I find it infinitely beautiful that politically progressive Latino community activists in LA have been able to carve out so many accessible spaces where we can put our hard earned money directly into the hands of the people who have created the gifts I will take home to family in Texas. That spaces such as IMIX Bookstore in Eagle Rock, Trópico de Nopal Gallery and even a little gallery in Boyle Heights can exist and perhaps even thrive a little in an era when war is big business and more mass profit for the corporate raiders and financial captains of the global conglomerates is ample testimony of our survival instinct and the creative spirit that drives so many of those among us who resist. And in the spirit of resistance, I ventured out as far as Hollywood to see José Montoya, a original member of the Royal Chicano Airforce, read his poetry. Su hijo Richard Montoya de Culture Clash and Mario Rocha rounded out a slate of Chicano literary muscle. Termine cansado but still managed to make it back to Boyle Heights to congratulate the always pugnacious and plucky playwright/screenwriter Josefina López and the folks who put together BHLIFE (Boyle Heights Latina International Film Extravaganza). Mi admiración por su trabajo noble en el corazón de un barrio netamente angelino. If your free tonight, come to Self Help Graphics for a reading in celebration of Guadalupe-Tonantzín. Voy estrenar mi primer librito en 10 años, a self-published chapbook titled "Hija de Guadalupe."

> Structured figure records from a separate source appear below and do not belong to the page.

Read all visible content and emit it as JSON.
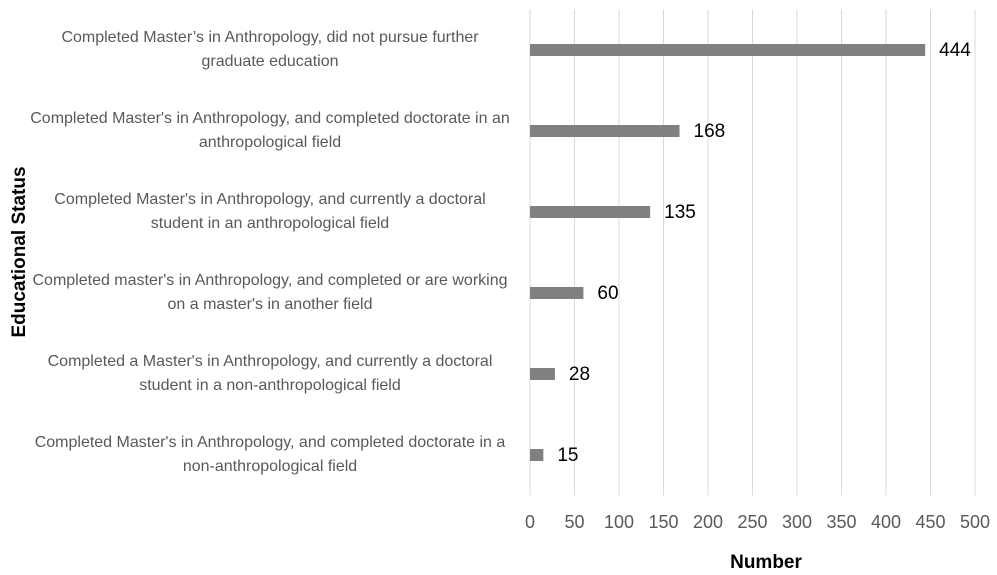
{
  "chart_data": {
    "type": "bar",
    "orientation": "horizontal",
    "x_label": "Number",
    "y_label": "Educational Status",
    "categories": [
      "Completed Master’s in Anthropology, did not pursue further graduate education",
      "Completed Master's in Anthropology, and completed doctorate in an anthropological field",
      "Completed Master's in Anthropology, and currently a doctoral student in an anthropological field",
      "Completed master's in Anthropology, and completed or are working on a master's in another field",
      "Completed a Master's in Anthropology, and currently a doctoral student in a non-anthropological field",
      "Completed Master's in Anthropology, and completed doctorate in a non-anthropological field"
    ],
    "values": [
      444,
      168,
      135,
      60,
      28,
      15
    ],
    "color": "#808080",
    "xlim": [
      0,
      500
    ],
    "xticks": [
      0,
      50,
      100,
      150,
      200,
      250,
      300,
      350,
      400,
      450,
      500
    ],
    "grid": true
  }
}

Thursday, December 6, 2007

Bienvenidos a Guadalupe Central

Got an email from Daniel Hernández, periodista poca madre who's in Mexico City writing his book (dig his pictures of El Chopo posted today). He wondered what prompted my playful schoolyard tackle of Yepez. Perhaps I was as estridente as the columnist likes to think, but in the ironic interest of furthering the cultural critic's scattershop argument, I'll defer to my good friend Adolfo Guzmán López, radio reporter at KPCC-FM in LA and a founding member of the Taco Shop Poets. And I'll also gleefully encourage everyone to see La Virgen de Guadalupe: Diosa Inantzin, a musical play directed by José Luís Valenzuela, which previews for free at the downtown Our Lady of the Angels Cathedral before opening for a formal run at the New Los Angeles Theater Center next week.

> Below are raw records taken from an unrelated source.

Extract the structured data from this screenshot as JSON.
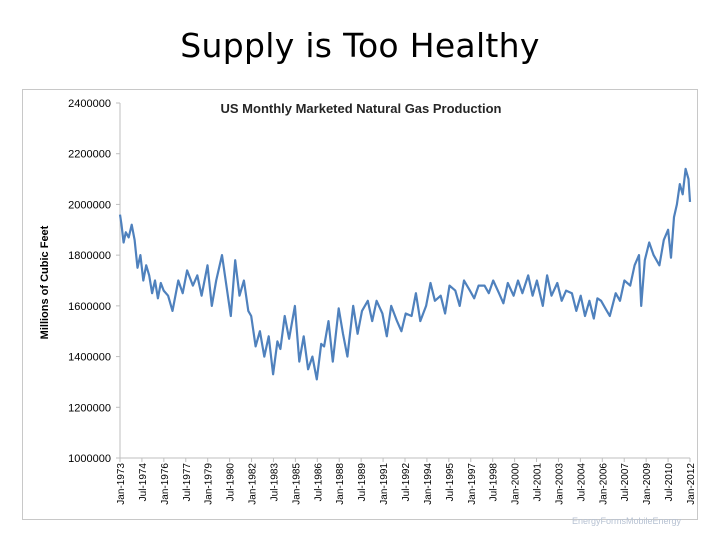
{
  "slide": {
    "title": "Supply is Too Healthy"
  },
  "chart_data": {
    "type": "line",
    "title": "US Monthly Marketed Natural Gas Production",
    "xlabel": "",
    "ylabel": "Millions of Cubic Feet",
    "ylim": [
      1000000,
      2400000
    ],
    "yticks": [
      1000000,
      1200000,
      1400000,
      1600000,
      1800000,
      2000000,
      2200000,
      2400000
    ],
    "ytick_labels": [
      "1000000",
      "1200000",
      "1400000",
      "1600000",
      "1800000",
      "2000000",
      "2200000",
      "2400000"
    ],
    "xlim": [
      1973.0,
      2012.1
    ],
    "xtick_labels": [
      "Jan-1973",
      "Jul-1974",
      "Jan-1976",
      "Jul-1977",
      "Jan-1979",
      "Jul-1980",
      "Jan-1982",
      "Jul-1983",
      "Jan-1985",
      "Jul-1986",
      "Jan-1988",
      "Jul-1989",
      "Jan-1991",
      "Jul-1992",
      "Jan-1994",
      "Jul-1995",
      "Jan-1997",
      "Jul-1998",
      "Jan-2000",
      "Jul-2001",
      "Jan-2003",
      "Jul-2004",
      "Jan-2006",
      "Jul-2007",
      "Jan-2009",
      "Jul-2010",
      "Jan-2012"
    ],
    "grid": false,
    "legend": "none",
    "line_color": "#4f81bd",
    "series": [
      {
        "name": "Marketed Natural Gas Production",
        "x": [
          1973.0,
          1973.1,
          1973.25,
          1973.4,
          1973.6,
          1973.8,
          1974.0,
          1974.2,
          1974.4,
          1974.6,
          1974.8,
          1975.0,
          1975.2,
          1975.4,
          1975.6,
          1975.8,
          1976.0,
          1976.3,
          1976.6,
          1977.0,
          1977.3,
          1977.6,
          1978.0,
          1978.3,
          1978.6,
          1979.0,
          1979.3,
          1979.6,
          1980.0,
          1980.3,
          1980.6,
          1980.9,
          1981.2,
          1981.5,
          1981.8,
          1982.0,
          1982.3,
          1982.6,
          1982.9,
          1983.2,
          1983.5,
          1983.8,
          1984.0,
          1984.3,
          1984.6,
          1985.0,
          1985.3,
          1985.6,
          1985.9,
          1986.2,
          1986.5,
          1986.8,
          1987.0,
          1987.3,
          1987.6,
          1988.0,
          1988.3,
          1988.6,
          1989.0,
          1989.3,
          1989.6,
          1990.0,
          1990.3,
          1990.6,
          1991.0,
          1991.3,
          1991.6,
          1992.0,
          1992.3,
          1992.6,
          1993.0,
          1993.3,
          1993.6,
          1994.0,
          1994.3,
          1994.6,
          1995.0,
          1995.3,
          1995.6,
          1996.0,
          1996.3,
          1996.6,
          1997.0,
          1997.3,
          1997.6,
          1998.0,
          1998.3,
          1998.6,
          1999.0,
          1999.3,
          1999.6,
          2000.0,
          2000.3,
          2000.6,
          2001.0,
          2001.3,
          2001.6,
          2002.0,
          2002.3,
          2002.6,
          2003.0,
          2003.3,
          2003.6,
          2004.0,
          2004.3,
          2004.6,
          2004.9,
          2005.2,
          2005.5,
          2005.75,
          2006.0,
          2006.3,
          2006.6,
          2007.0,
          2007.3,
          2007.6,
          2008.0,
          2008.3,
          2008.6,
          2008.75,
          2009.0,
          2009.3,
          2009.6,
          2010.0,
          2010.3,
          2010.6,
          2010.8,
          2011.0,
          2011.2,
          2011.4,
          2011.6,
          2011.8,
          2012.0,
          2012.1
        ],
        "values": [
          1960000,
          1920000,
          1850000,
          1890000,
          1870000,
          1920000,
          1860000,
          1750000,
          1800000,
          1700000,
          1760000,
          1720000,
          1650000,
          1700000,
          1630000,
          1690000,
          1660000,
          1640000,
          1580000,
          1700000,
          1650000,
          1740000,
          1680000,
          1720000,
          1640000,
          1760000,
          1600000,
          1700000,
          1800000,
          1680000,
          1560000,
          1780000,
          1640000,
          1700000,
          1580000,
          1560000,
          1440000,
          1500000,
          1400000,
          1480000,
          1330000,
          1460000,
          1430000,
          1560000,
          1470000,
          1600000,
          1380000,
          1480000,
          1350000,
          1400000,
          1310000,
          1450000,
          1440000,
          1540000,
          1380000,
          1590000,
          1490000,
          1400000,
          1600000,
          1490000,
          1580000,
          1620000,
          1540000,
          1620000,
          1570000,
          1480000,
          1600000,
          1540000,
          1500000,
          1570000,
          1560000,
          1650000,
          1540000,
          1600000,
          1690000,
          1620000,
          1640000,
          1570000,
          1680000,
          1660000,
          1600000,
          1700000,
          1660000,
          1630000,
          1680000,
          1680000,
          1650000,
          1700000,
          1650000,
          1610000,
          1690000,
          1640000,
          1700000,
          1650000,
          1720000,
          1640000,
          1700000,
          1600000,
          1720000,
          1640000,
          1690000,
          1620000,
          1660000,
          1650000,
          1580000,
          1640000,
          1560000,
          1620000,
          1550000,
          1630000,
          1620000,
          1590000,
          1560000,
          1650000,
          1620000,
          1700000,
          1680000,
          1760000,
          1800000,
          1600000,
          1780000,
          1850000,
          1800000,
          1760000,
          1860000,
          1900000,
          1790000,
          1950000,
          2000000,
          2080000,
          2040000,
          2140000,
          2100000,
          2010000
        ]
      }
    ]
  },
  "watermark": {
    "text": "EnergyFormsMobileEnergy"
  }
}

Los Angeles is transformed this weekend into an awe-inspiring outpouring of faith that happens just as fanatically in Mexico City as it does here. In 1995, I wrote about doing danza azteca in el D.F. To me, she was bigger than the Rolling Stones. While they had merch tables, she had merch islands. Beyond the virtual explosion of mercados navideños all over town including the print sale at La Mano Press, more of last week's pachanga y arte magic at Frank Romero's studios, witness as well the Just Holiday Marketplace at SAJE (Strategic Action for a Just Economy) near USC. Catch any and all of your favorite community artisan and craftspeople at any one of these festive gatherings. Avoid the malls at all costs!

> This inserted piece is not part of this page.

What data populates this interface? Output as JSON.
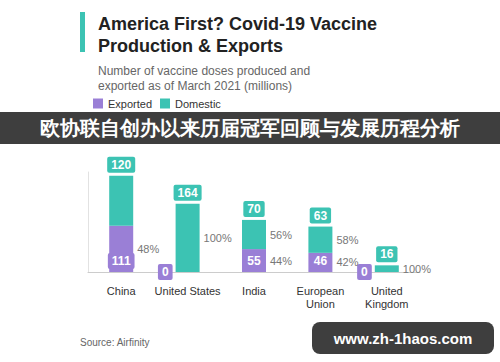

In the self congratulatory category: my article on Fidel Rodriguez and Divine Forces Radio appears now in New Angeles Monthly. He's a solid red road brother, and like most of the gente más chida I've gotten to know in Los, is an honorary child of maestros such as Luís Rodríguez, José Montoya (also being honored with a tribute at the LA Theater Center this Sunday), raúlrsalínas and maestras such as Angela de Hoyos, Gloria Alvarez, Cherrie Moraga and Lorna Dee Cervantes, all activist writers and media artists who were and continue to be comprometidos con la comunidad. If that makes me a neo-cristero nacionalist who adores Che as Christ, pues, que con gusto, guey!